Seeing how people relied on his father, a small-town Oregon doctor, planted the seeds for a career in medicine in young Ebbing Lautenbach ’89.

“My dad had some patients for 35 years,” said Lautenbach. “You could see the depth of relationship there, and he took great satisfaction in keeping them well. Patients can tell if you care, if you have compassion. I thought I’d start down that same road and see what happened.”

Lautenbach knew of Calvin through relatives and wanted a Christian environment for his undergraduate study. He liked the college on his first visit—a “gut feeling” that Calvin was the right place.

Studies in pre-medicine confirmed his direction, and he fondly remembers his professor and pre-professional adviser Peter Tigchelaar. “How could you not be excited about medicine after spending time with Tigchelaar?” he asked.

Another pivotal Calvin experience was an interim in Kenya with sociology professor Don Wilson; Lautenbach still appreciates the “devout and genuine” worship students had with their Kenyan hosts.

Lautenbach did his medical and public health training at Columbia University in New York, where he met his wife-to-be, Gillian, also a medical student. The two chose the University of Pennsylvania for internal medicine residency partly because of its promise to coordinate working schedules so they would actually see each other during the week.

Today, both of them continue at the university’s medical center—Ebbing as the chief of the division of infectious diseases and Gillian as lead physician of one of Penn’s faculty practices, where she also mentors internal medicine residents.

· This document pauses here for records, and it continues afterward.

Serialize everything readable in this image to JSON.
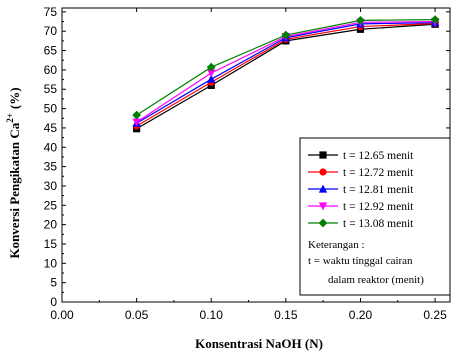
{
  "chart_data": {
    "type": "line",
    "xlabel": "Konsentrasi NaOH (N)",
    "ylabel": "Konversi Pengikatan Ca",
    "ylabel_sup": "2+",
    "ylabel_unit": "(%)",
    "xlim": [
      0.0,
      0.26
    ],
    "ylim": [
      0,
      76
    ],
    "x_ticks": [
      "0.00",
      "0.05",
      "0.10",
      "0.15",
      "0.20",
      "0.25"
    ],
    "y_ticks": [
      "0",
      "5",
      "10",
      "15",
      "20",
      "25",
      "30",
      "35",
      "40",
      "45",
      "50",
      "55",
      "60",
      "65",
      "70",
      "75"
    ],
    "x": [
      0.05,
      0.1,
      0.15,
      0.2,
      0.25
    ],
    "legend_position": "right",
    "series": [
      {
        "name": "t = 12.65 menit",
        "color": "#000000",
        "marker": "square",
        "values": [
          44.8,
          56.0,
          67.5,
          70.5,
          71.8
        ]
      },
      {
        "name": "t = 12.72 menit",
        "color": "#ff0000",
        "marker": "circle",
        "values": [
          45.5,
          56.8,
          67.9,
          71.2,
          72.0
        ]
      },
      {
        "name": "t = 12.81 menit",
        "color": "#0000ff",
        "marker": "triangle",
        "values": [
          46.2,
          57.6,
          68.3,
          71.9,
          72.2
        ]
      },
      {
        "name": "t = 12.92 menit",
        "color": "#ff00ff",
        "marker": "triangle-down",
        "values": [
          46.5,
          59.2,
          68.6,
          72.3,
          72.5
        ]
      },
      {
        "name": "t = 13.08 menit",
        "color": "#008000",
        "marker": "diamond",
        "values": [
          48.3,
          60.7,
          69.0,
          72.8,
          73.0
        ]
      }
    ],
    "note": {
      "title": "Keterangan :",
      "line1": "t = waktu tinggal cairan",
      "line2": "dalam reaktor (menit)"
    }
  }
}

Lautenbach divides his work into four areas: research, patient care, teaching and administration. He also serves as one of Penn’s hospital epidemiologists, who work to determine the cause of new patterns of antibiotic resistance and prevent hospital-associated infections.

“A hospital can’t delay in dealing with new infectious disease patterns,” he said. “I have the opportunity to make a real difference and save lives by identifying and treating a hospital-acquired infection quickly.”

The field of hospital epidemiology has gained more attention in recent years as the impact of hospital infections has become more widely recognized, he said.

“By and large you have to be pretty sick to be in the hospital these days,” Lautenbach said, “and that often means frequent courses of antibiotics. The sharp increase in bacteria resistance to one of more antibiotics has made treatment of infections, particularly in the hospital setting, more and more challenging. In fact, there are increasing instances of the infections resistant to most, if not all, routinely available antibiotics.”

Lautenbach and his team work on clinical and research protocols to optimize antibiotic use in hospitalized patients, attempting to balance the need to treat a suspected infection with the need to minimize unnecessary use of antibiotics.

“We’re developing computer-based decision support systems now, and that will be more common in the future,” he said. “Doctors want to be careful that they don’t prescribe an antibiotic that will benefit the patient, but not over-prescribe either. We want to make more data available to the medical staff to make what’s decided right for the patient—and for everyone else in the hospital, too.”

Given the fact that the development of new antibiotics has slowed down, preserving the efficacy of the drugs currently available is important, he added.

“There’s always something new on the horizon,” Lautenbach said. “Hopefully, the work we’re doing is helping patients heal and improving the hospital environment.”